Bruno Gain, Ambassadeur de France au Cameroun
Mesdames et Messieurs les membres du Gouvernement,
Messieurs les Gouverneurs, Mesdames et Messieurs les Sénateurs,
Honorables Députés à l’Assemblée Nationale,
Leurs Majestés les Chefs traditionnels,
Mesdames et Messieurs les Ambassadeurs et Haut-Commissaire,
Chers Anciens Combattants,
Distingués invités,
Mes Chers compatriotes,
Je vous remercie d’être venus aussi nombreux ce soir à l’occasion de notre Fête Nationale. C’est toujours un temps fort pour les Français que cette célébration qui est une occasion de partage et de solidarité. C’est aussi l’occasion d’exalter notre devise nationale: Liberté, Égalité, Fraternité, ces trois valeurs irremplaçables et toujours neuves. La liberté prend aujourd’hui une résonance toute particulière pour les Français du Cameroun. Au début de l’année, nous avons tous été ici profondément marqués par la prise en otage de la Famille Moulin-Fournier et rongés, deux mois durant, par les affres de l’anxiété et du doute avant de vibrer à l’annonce de leur libération. Je souhaiterais remercier une fois encore les autorités camerounaises pour les efforts qu’elles n’ont cessé de déployer pour obtenir la libération de nos sept compatriotes, et leur témoigner notre gratitude. Jamais la France et la Cameroun n’ont été aussi soudés que dans cette tragédie qui les a durement frappés. A cet égard, je tiens à rendre un hommage tout particulier à Son Excellence le Président Paul Biya pour son engagement personnel déterminant en vue de résoudre ce drame. L’égalité est plus que jamais l’un des fils conducteurs de l’action du Gouvernement français: égalité devant la loi; égalité devant les conséquences de la crise économique et le partage des efforts qu’elle implique de la part de tous les Français; égalité dans la lutte pour éradiquer les discriminations. Mais comment ne pas souligner aussi l’égalité dans notre relation avec le Cameroun. Une relation de pair à pair, décomplexée, rejetant tout paternalisme, sans modèle à imposer ni leçon à délivrer, sans ingérence aucune mais privilégiant le respect, la clarté et la solidarité.

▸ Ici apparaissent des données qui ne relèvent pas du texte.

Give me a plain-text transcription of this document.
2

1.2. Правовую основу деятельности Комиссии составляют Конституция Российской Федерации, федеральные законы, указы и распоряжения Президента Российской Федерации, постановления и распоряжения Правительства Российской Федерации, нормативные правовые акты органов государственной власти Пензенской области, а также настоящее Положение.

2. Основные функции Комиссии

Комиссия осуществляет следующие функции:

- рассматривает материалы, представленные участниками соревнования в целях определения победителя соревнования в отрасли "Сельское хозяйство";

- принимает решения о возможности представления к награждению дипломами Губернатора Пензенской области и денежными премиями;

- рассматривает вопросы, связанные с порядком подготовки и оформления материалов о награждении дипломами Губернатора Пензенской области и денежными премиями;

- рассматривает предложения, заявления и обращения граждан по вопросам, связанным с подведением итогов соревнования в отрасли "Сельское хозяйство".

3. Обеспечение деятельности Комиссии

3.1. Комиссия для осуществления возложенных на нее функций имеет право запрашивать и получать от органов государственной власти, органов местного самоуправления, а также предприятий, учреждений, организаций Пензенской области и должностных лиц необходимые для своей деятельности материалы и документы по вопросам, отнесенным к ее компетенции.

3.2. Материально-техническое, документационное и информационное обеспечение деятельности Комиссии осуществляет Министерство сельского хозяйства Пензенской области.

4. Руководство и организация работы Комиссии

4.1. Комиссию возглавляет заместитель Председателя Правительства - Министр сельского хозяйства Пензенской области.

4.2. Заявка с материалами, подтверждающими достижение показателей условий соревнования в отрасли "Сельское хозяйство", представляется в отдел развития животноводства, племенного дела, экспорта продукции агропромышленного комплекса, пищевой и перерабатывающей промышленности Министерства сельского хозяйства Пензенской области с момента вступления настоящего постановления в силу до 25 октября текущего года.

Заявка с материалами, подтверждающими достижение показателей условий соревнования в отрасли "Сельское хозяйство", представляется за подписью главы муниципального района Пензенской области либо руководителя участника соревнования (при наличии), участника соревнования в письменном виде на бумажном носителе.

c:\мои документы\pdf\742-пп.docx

Liberté, égalité, mais aussi fraternité. Cette notion prend tout son sens ici au Cameroun. Car notre histoire commune, c’est celle d’une fraternité; c’est celle de combats menés ensemble et des sacrifices consentis pour la liberté du monde. Les anciens combattants ici présents sont là pour en témoigner. Nous n’oublions pas que cette histoire a aussi sa part d’ombre qu’il faut savoir affronter lucidement – et je me réjouis à cet égard de l’effort de décryptage engagé par des universitaires et historiens; mais ces pages douloureuses de notre cheminement commun ne remettent pas en cause les liens puissants d’amitié entre nos deux pays. Jamais sans doute les relations entre la France et le Cameroun n’ont été aussi fortes. Le Président Biya s’est entretenu avec le Président Hollande le 30 janvier dernier à l’Elysée. Le Ministre des Affaires étrangères, M. Laurent Fabius, s’est rendu à deux reprises à Yaoundé. S’agissant des relations économiques, le forum organisé par le MEDEF International à Paris, en marge de la visite du Chef de l’Etat, a tenu toutes ses promesses et témoigné de la vigueur de l’intérêt des entreprises françaises pour un Cameroun émergent à l’horizon 2035. Les énergies de nos deux pays sont tendues vers la promotion de la croissance et de l’emploi qui sont des objectifs que nous partageons. Il faut maintenant aller plus loin et faire en sorte que nos entreprises participent massivement au développement du Cameroun. La relation franco-camerounaise, c’est aussi tout le poids de la diaspora des Français d’origine camerounaise et des Camerounais installés en France. Les uns et les autres constituent un atout considérable pour développer davantage encore nos relations et les investissements français au Cameroun.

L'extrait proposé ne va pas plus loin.